Supporting Employees Who Are Parents: Parental Leave

In the UK, parental leave is a term that encompasses different types of leave for employees who have become parents or who have responsibilities for the care of a child. Parental leave can be taken by both mothers and fathers, as well as adoptive parents, and is designed to give them time off work to care for their child or children…

parental leave

The amount of parental leave that an employee is entitled to depends on various factors, such as their length of service with their employer and whether they are adopting a child or giving birth. However, all employees are entitled to take up to 18 weeks of unpaid parental leave for each child that they have, up until the child’s 18th birthday.

This leave can be taken in blocks of one week or more, and the employee must give their employer at least 21 days’ notice before the leave is due to start.

In addition to the unpaid parental leave, eligible employees may also be entitled to paid leave under the Shared Parental Leave (SPL) scheme.

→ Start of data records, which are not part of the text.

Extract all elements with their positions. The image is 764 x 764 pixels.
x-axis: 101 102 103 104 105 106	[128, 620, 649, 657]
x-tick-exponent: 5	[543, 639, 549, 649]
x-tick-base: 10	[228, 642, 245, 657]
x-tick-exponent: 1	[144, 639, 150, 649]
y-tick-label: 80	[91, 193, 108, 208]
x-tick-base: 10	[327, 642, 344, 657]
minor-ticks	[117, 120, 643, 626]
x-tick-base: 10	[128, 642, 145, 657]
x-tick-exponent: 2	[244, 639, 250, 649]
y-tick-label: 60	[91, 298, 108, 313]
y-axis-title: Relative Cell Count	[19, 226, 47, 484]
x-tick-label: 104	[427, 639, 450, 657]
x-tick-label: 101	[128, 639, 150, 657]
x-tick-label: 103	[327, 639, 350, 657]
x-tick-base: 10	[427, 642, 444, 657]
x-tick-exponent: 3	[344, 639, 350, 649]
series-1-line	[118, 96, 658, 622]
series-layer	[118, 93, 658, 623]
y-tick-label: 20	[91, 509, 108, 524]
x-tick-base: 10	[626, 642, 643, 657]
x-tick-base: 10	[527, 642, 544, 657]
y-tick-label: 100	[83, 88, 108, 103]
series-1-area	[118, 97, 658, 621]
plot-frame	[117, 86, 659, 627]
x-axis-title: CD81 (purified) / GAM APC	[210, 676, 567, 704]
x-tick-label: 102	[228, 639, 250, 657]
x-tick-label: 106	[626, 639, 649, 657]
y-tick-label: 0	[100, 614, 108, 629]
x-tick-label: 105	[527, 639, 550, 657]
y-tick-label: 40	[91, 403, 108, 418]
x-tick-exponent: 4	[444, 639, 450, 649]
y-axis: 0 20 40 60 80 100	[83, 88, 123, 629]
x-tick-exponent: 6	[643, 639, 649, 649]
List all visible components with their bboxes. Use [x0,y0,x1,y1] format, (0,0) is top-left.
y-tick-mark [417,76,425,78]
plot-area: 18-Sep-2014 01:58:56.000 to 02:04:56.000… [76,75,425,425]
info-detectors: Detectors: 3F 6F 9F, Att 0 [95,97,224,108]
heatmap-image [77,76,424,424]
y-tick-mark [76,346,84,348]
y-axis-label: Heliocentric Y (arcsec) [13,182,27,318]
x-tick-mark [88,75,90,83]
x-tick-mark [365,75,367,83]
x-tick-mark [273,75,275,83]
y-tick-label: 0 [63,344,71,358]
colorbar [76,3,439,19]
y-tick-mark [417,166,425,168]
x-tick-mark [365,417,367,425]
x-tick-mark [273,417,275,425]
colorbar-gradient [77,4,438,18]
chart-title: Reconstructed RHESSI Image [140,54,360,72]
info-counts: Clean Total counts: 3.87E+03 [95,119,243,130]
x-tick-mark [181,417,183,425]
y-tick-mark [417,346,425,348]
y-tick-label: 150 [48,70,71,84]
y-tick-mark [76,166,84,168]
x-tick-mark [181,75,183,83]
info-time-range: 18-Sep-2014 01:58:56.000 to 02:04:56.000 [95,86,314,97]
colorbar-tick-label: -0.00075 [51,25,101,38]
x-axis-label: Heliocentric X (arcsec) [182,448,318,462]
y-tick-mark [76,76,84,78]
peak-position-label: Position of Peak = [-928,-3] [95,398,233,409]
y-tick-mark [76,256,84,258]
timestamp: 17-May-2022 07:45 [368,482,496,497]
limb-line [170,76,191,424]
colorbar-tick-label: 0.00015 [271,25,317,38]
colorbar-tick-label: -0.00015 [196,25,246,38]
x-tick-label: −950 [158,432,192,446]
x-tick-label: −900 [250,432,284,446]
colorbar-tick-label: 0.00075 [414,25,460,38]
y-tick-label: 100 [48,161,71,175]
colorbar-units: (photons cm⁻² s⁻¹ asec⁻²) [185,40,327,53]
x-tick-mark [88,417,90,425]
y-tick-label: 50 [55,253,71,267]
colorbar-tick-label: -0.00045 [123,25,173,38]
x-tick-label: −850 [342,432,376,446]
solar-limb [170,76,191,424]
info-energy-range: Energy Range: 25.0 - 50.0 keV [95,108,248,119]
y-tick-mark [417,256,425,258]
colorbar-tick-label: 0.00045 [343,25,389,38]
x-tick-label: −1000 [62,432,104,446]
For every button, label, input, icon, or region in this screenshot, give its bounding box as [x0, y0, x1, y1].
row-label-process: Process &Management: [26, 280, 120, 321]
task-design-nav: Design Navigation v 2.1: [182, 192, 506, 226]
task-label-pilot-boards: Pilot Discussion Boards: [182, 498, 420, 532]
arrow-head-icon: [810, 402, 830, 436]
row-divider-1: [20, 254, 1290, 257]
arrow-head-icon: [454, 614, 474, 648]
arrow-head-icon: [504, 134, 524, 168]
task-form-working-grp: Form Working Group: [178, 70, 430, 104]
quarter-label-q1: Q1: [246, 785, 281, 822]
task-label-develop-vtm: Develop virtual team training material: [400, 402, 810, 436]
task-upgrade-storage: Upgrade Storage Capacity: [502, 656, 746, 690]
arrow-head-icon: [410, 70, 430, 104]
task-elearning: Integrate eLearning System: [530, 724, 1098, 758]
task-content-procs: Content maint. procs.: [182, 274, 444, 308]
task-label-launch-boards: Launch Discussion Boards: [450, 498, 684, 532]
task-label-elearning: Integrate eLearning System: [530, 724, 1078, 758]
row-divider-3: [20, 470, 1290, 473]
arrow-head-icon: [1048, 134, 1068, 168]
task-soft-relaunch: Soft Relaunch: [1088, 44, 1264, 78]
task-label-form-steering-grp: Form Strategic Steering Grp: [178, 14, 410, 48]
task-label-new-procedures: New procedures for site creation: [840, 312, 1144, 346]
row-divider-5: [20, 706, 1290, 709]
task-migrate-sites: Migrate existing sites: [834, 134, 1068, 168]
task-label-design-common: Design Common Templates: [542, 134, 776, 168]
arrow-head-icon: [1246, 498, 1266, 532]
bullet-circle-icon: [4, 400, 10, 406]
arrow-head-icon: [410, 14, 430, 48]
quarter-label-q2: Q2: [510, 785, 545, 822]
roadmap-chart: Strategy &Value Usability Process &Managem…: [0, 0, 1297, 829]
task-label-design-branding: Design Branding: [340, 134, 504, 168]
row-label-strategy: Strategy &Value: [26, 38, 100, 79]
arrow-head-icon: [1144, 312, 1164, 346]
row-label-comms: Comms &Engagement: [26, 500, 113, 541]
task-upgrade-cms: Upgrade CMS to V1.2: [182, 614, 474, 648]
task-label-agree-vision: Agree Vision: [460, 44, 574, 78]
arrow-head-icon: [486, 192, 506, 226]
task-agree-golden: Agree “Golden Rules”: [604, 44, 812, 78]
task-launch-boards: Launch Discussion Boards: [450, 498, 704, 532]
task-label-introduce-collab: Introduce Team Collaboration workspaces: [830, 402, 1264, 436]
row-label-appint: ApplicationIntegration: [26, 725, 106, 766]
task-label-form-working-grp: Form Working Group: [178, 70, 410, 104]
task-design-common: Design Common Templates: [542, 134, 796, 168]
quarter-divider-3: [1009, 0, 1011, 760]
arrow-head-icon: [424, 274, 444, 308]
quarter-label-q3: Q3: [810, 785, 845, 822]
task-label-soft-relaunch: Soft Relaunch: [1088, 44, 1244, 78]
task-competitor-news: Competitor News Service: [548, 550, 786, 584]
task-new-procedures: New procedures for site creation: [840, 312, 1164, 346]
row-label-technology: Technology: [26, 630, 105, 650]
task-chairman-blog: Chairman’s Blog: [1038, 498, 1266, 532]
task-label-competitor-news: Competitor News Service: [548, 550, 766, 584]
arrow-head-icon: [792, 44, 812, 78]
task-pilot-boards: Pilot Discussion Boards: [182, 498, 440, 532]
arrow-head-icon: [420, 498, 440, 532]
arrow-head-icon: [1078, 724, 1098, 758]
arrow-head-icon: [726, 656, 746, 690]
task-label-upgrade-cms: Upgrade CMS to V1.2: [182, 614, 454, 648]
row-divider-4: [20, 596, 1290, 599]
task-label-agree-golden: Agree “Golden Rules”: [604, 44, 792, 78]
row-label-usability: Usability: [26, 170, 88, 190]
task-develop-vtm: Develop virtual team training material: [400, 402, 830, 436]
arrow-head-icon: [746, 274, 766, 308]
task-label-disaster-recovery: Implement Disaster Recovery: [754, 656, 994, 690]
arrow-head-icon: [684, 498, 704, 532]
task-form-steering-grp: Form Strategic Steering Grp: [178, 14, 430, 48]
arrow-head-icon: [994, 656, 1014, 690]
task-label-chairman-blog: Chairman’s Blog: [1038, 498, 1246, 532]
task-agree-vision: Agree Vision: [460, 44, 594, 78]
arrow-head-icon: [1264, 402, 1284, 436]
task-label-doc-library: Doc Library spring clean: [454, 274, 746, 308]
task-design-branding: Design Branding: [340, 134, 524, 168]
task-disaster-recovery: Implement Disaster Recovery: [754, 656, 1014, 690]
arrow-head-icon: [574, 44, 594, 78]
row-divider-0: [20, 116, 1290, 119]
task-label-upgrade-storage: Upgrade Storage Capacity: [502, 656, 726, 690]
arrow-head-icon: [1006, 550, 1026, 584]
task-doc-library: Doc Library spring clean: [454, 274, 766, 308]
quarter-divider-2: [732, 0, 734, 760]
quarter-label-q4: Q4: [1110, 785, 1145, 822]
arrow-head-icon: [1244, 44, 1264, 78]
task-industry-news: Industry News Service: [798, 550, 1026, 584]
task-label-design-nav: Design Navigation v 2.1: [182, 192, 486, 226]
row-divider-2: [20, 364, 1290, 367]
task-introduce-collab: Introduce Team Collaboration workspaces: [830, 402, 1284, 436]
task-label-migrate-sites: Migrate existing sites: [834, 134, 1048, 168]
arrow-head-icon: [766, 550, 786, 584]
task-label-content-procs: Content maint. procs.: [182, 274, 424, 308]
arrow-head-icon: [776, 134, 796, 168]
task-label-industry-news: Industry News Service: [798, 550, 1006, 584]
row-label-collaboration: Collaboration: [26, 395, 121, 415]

This scheme allows parents to share up to 50 weeks of leave and 37 weeks of pay following the birth or adoption of a child.

To be eligible for SPL, both parents must meet certain criteria, such as having been employed for a continuous period of at least 26 weeks by the time the baby is due or the adoption takes place, and earning a minimum amount of pay.

Parents can take the leave at the same time or separately, and they can also choose to take it in blocks of weeks, rather than all at once.

However, the leave must be taken within the first year after the birth or adoption of the child, and the employer must be given sufficient notice of the intended leave.

In addition to these forms of parental leave, employees may also be entitled to time off work for other reasons related to their children, such as emergency leave to care for a sick child or time off for antenatal appointments. Employees also have the right to request flexible working arrangements, such as part-time work or job-sharing, to help them balance their work and caring responsibilities.